Published: University of East London 2006
Subjects:
150
Online Access:http://ethos.bl.uk/OrderDetails.do?uin=uk.bl.ethos.532604
Description
Summary:This study's interest lay in how multidisciplinary teams talk together about clients with a diagnosis of personality disorder (PD1 ), and how such talk relates to professional and societal influences. Relationships to wider discourses, power and the creation of knowledge are also considered. Historically PD clients have held a particular role as individuals often excluded from mainstream mental health services. Experiences of exclusion and discrimination dominate service user accounts. There is evidence that mental health professionals and service providers have struggled to provide a satisfactory service response, resulting in clients receiving fragmented care. Exclusion has come to be viewed as reasonable by practitioners.

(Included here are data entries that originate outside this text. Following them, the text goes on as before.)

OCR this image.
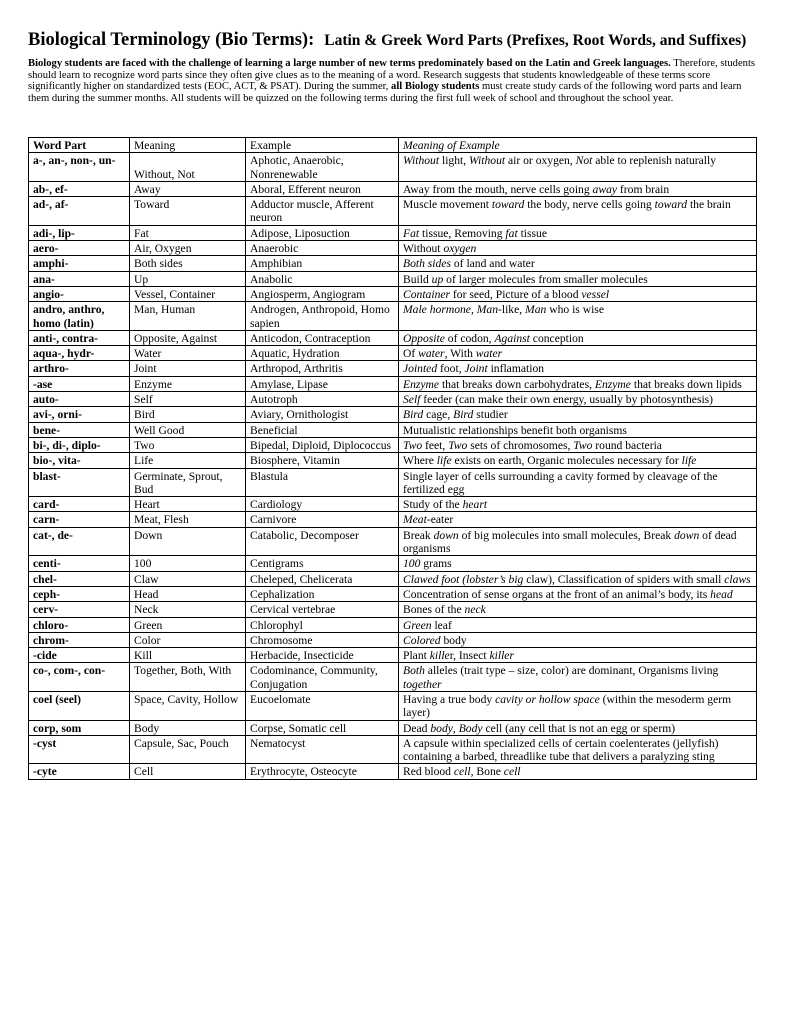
Biological Terminology (Bio Terms): Latin & Greek Word Parts (Prefixes, Root Words, and Suffixes)
Biology students are faced with the challenge of learning a large number of new terms predominately based on the Latin and Greek languages. Therefore, students should learn to recognize word parts since they often give clues as to the meaning of a word. Research suggests that students knowledgeable of these terms score significantly higher on standardized tests (EOC, ACT, & PSAT). During the summer, all Biology students must create study cards of the following word parts and learn them during the summer months. All students will be quizzed on the following terms during the first full week of school and throughout the school year.
Word Part	Meaning	Example	Meaning of Example
a-, an-, non-, un-	Without, Not	Aphotic, Anaerobic, Nonrenewable	Without light, Without air or oxygen, Not able to replenish naturally
ab-, ef-	Away	Aboral, Efferent neuron	Away from the mouth, nerve cells going away from brain
ad-, af-	Toward	Adductor muscle, Afferent neuron	Muscle movement toward the body, nerve cells going toward the brain
adi-, lip-	Fat	Adipose, Liposuction	Fat tissue, Removing fat tissue
aero-	Air, Oxygen	Anaerobic	Without oxygen
amphi-	Both sides	Amphibian	Both sides of land and water
ana-	Up	Anabolic	Build up of larger molecules from smaller molecules
angio-	Vessel, Container	Angiosperm, Angiogram	Container for seed, Picture of a blood vessel
andro, anthro, homo (latin)	Man, Human	Androgen, Anthropoid, Homo sapien	Male hormone, Man-like, Man who is wise
anti-, contra-	Opposite, Against	Anticodon, Contraception	Opposite of codon, Against conception
aqua-, hydr-	Water	Aquatic, Hydration	Of water, With water
arthro-	Joint	Arthropod, Arthritis	Jointed foot, Joint inflamation
-ase	Enzyme	Amylase, Lipase	Enzyme that breaks down carbohydrates, Enzyme that breaks down lipids
auto-	Self	Autotroph	Self feeder (can make their own energy, usually by photosynthesis)
avi-, orni-	Bird	Aviary, Ornithologist	Bird cage, Bird studier
bene-	Well Good	Beneficial	Mutualistic relationships benefit both organisms
bi-, di-, diplo-	Two	Bipedal, Diploid, Diplococcus	Two feet, Two sets of chromosomes, Two round bacteria
bio-, vita-	Life	Biosphere, Vitamin	Where life exists on earth, Organic molecules necessary for life
blast-	Germinate, Sprout, Bud	Blastula	Single layer of cells surrounding a cavity formed by cleavage of the fertilized egg
card-	Heart	Cardiology	Study of the heart
carn-	Meat, Flesh	Carnivore	Meat-eater
cat-, de-	Down	Catabolic, Decomposer	Break down of big molecules into small molecules, Break down of dead organisms
centi-	100	Centigrams	100 grams
chel-	Claw	Cheleped, Chelicerata	Clawed foot (lobster’s big claw), Classification of spiders with small claws
ceph-	Head	Cephalization	Concentration of sense organs at the front of an animal’s body, its head
cerv-	Neck	Cervical vertebrae	Bones of the neck
chloro-	Green	Chlorophyl	Green leaf
chrom-	Color	Chromosome	Colored body
-cide	Kill	Herbacide, Insecticide	Plant killer, Insect killer
co-, com-, con-	Together, Both, With	Codominance, Community, Conjugation	Both alleles (trait type – size, color) are dominant, Organisms living together
coel (seel)	Space, Cavity, Hollow	Eucoelomate	Having a true body cavity or hollow space (within the mesoderm germ layer)
corp, som	Body	Corpse, Somatic cell	Dead body, Body cell (any cell that is not an egg or sperm)
-cyst	Capsule, Sac, Pouch	Nematocyst	A capsule within specialized cells of certain coelenterates (jellyfish) containing a barbed, threadlike tube that delivers a paralyzing sting
-cyte	Cell	Erythrocyte, Osteocyte	Red blood cell, Bone cell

The diagnosis is considered as influenced by moral; social, medical and socio-political influences, and has attracted controversy in relation to its validity, reliability and usefulness. Current proposals to amend mental health legislation and the discourse of risk contribute to the contemporary context. The analyses explored how talk related to constructions of clients, utilising both Discursive Psychological and Foucauldian analytic approaches within a social constructionist epistemological framework, and gathered naturalistic qualitative data from multi-disciplinary team meetings. Services were all adult mental health community services in London. Three Constructions were discussed: as clients in need of mental health service intervention; as clients not in need of mental health service intervention and constructions of clients as manipulative. Particular attention was paid to highlighting ways in which teams managed and negotiated a range of professional views, with a focus on language and the action orientation of discursive resources. These constructions were discussed in the context of literature related to teamwork and social psychological and psychodynamic understandings of interaction and decision making. Clinical implications are considered for a range of interest groups. ' Please note that the term PD will be used throughout to denote clients either with an explicit or implicit Personality Disorder diagnosis.